A week later (November 29), at Harper Adams University Mr Gove spoke at the Country Landowners’ Association Rural Business Conference. Again he made some encouraging points – that by improving food and farming we would surely improve health (and reduce the health bill), and he promised that Britain would be planting 30 million more trees. But also stressed that –
“Defra is above all an economic department”
Food and drink are our biggest manufacturing industry, he said, and the rural economy as a whole provides 16 per cent of GDP – £250 billion a year. But we “can and must do better” – for agriculture lags behind other sections of the economy. Above all we need to raise productivity – with (you’ve guessed it) precision agriculture, vertical farming, and gene editing (though we do still need to “overcome the ethical problems”).
In truth, Mr Gove is a vast improvement on his predecessors, Owen Paterson (raise more beef to sell to the Chinese), Liz Truss (make more cheese), and Angela Leadsom (raise more pigs to sell to the Chinese) and he does give the impression that he takes some of the most serious issues seriously, including the state of the biosphere. Yet when it comes to the crunch, le plus ca change, le plus c’est la meme chose. It seems that he cannot and surely will not break out of the conventional mould – the mould that says we must be guided by the economic norms of the day and in particular, nowadays, must plug whatever we do, including agriculture, into the global market; coupled it seems with uncritical faith in science and high tech. May the Lord save us from scientists who have no knowledge of philosophy or metaphysics, and have no sense of the limits of science; and politicians educated in “the humanities” who discover the wonders of science late in life and become uncritical technophiles –Tony Blair (law, Oxford); and Lord (Dick) Taverne (philosophy and ancient history, Oxford); and, it seems, Mr Gove (English, Oxford).
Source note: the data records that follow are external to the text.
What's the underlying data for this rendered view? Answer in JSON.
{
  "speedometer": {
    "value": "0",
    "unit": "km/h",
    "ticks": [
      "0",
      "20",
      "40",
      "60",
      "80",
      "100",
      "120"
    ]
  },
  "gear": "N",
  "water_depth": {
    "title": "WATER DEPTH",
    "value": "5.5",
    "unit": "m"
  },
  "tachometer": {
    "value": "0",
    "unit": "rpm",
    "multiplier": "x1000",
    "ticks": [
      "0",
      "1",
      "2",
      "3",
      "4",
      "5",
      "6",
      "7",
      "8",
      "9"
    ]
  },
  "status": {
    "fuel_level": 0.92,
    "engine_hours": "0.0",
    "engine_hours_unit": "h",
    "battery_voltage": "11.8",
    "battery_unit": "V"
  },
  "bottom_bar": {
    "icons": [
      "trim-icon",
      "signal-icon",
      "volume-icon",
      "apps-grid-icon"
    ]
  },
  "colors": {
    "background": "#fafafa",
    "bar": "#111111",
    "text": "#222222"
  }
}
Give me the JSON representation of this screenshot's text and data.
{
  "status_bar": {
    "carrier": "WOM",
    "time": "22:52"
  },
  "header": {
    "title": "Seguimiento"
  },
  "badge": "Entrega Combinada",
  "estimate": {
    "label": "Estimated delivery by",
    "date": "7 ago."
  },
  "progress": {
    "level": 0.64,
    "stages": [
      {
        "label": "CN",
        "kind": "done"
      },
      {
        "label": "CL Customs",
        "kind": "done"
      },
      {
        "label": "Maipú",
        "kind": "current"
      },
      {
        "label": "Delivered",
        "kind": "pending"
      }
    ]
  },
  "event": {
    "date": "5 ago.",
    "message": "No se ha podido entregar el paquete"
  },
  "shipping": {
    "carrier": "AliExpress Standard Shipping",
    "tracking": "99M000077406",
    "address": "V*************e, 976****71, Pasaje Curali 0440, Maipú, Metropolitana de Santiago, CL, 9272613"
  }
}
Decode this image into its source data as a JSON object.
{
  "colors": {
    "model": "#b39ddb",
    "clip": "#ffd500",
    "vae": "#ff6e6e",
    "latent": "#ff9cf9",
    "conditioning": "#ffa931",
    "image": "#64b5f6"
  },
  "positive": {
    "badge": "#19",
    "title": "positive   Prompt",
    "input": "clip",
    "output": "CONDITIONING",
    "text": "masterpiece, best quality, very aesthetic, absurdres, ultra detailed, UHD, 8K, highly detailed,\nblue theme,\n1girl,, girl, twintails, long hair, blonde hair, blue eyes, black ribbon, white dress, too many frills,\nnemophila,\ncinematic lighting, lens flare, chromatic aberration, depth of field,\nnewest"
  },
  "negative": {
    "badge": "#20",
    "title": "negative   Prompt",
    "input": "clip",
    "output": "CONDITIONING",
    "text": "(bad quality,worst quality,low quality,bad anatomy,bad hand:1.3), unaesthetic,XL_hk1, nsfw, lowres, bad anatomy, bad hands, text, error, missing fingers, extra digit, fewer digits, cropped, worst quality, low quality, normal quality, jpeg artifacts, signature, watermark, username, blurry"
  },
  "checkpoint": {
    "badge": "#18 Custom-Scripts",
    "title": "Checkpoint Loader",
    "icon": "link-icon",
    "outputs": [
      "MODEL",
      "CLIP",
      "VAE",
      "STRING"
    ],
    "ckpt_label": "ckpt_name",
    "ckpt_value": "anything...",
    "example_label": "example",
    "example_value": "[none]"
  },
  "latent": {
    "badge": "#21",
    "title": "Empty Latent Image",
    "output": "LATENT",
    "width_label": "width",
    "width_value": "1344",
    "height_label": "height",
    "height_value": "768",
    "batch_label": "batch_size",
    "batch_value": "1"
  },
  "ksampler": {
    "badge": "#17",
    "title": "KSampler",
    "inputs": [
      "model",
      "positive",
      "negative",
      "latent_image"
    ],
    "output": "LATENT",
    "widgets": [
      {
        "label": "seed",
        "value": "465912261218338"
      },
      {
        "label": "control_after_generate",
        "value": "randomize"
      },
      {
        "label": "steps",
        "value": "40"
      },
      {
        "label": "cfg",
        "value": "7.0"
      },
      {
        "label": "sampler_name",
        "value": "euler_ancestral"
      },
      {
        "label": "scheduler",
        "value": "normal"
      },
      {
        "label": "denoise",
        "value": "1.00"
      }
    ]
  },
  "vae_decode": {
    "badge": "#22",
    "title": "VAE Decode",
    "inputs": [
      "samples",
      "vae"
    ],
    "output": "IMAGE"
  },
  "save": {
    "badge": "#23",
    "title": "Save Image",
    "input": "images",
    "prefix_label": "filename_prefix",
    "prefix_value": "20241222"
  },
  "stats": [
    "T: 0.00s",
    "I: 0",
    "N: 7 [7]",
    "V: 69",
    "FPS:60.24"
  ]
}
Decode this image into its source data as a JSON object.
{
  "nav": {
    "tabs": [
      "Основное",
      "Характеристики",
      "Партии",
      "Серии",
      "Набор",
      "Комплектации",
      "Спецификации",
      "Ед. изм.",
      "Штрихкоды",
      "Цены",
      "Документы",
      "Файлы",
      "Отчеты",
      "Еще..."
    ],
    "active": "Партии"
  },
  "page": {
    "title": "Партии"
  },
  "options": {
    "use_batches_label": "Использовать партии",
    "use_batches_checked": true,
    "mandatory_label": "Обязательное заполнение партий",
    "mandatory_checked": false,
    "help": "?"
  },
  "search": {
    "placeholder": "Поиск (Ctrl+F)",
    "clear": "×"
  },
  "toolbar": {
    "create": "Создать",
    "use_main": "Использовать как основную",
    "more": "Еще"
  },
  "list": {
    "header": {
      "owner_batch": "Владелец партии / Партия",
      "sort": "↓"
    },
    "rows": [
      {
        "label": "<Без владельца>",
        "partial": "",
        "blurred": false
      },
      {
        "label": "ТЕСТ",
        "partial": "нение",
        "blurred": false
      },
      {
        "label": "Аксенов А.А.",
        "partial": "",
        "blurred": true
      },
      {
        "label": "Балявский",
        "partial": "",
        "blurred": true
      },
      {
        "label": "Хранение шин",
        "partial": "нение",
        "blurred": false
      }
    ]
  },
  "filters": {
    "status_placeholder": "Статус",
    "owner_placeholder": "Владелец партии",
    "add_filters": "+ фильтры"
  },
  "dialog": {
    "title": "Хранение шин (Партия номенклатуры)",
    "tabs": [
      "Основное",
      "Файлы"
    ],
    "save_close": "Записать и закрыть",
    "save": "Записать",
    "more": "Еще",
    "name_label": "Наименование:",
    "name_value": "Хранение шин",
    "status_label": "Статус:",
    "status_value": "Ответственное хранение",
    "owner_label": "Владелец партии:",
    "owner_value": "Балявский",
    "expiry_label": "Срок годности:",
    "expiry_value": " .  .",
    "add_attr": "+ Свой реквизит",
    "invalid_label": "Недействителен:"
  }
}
Anyway, to go back to the beginning: Agriculture worldwide and not least in Britain needs radical re-thinking across the board. A few people in high places are apparently cottoning on to the main issues – and Michael Grove might perhaps be numbered among them – but the mindset, I would say the madness, continues. It is considered “realistic” and necessary to treat agriculture not simply as a business like any other which is bad enough, but as an exercize in neoliberalism and high tech, which is potentially fatal, and for a great many people and a very large slice of wildlife, already is. Neoliberal high-tech agriculture is geared not to the wellbeing of humanity and of the biosphere but to the machinations of money. The ORFC sets out to challenge this approach and as far as I can see, the government, the NFU, and indeed the OFC do not.
The ORFC needs to continue. It needs to remain true to its ideals and vive la difference. Of course we want to talk seriously to anyone who seriously wants to talk. But serious is the word. Present-day agricultural strategy is based on a whole series of misconceptions and misrepresentations as I outlined recently in an article in Ecological Citizen and to put things right we really do need to be radical in the proper sense – get down to the roots of things. This is what the ORFC tries to do, in as big and public a space as possible.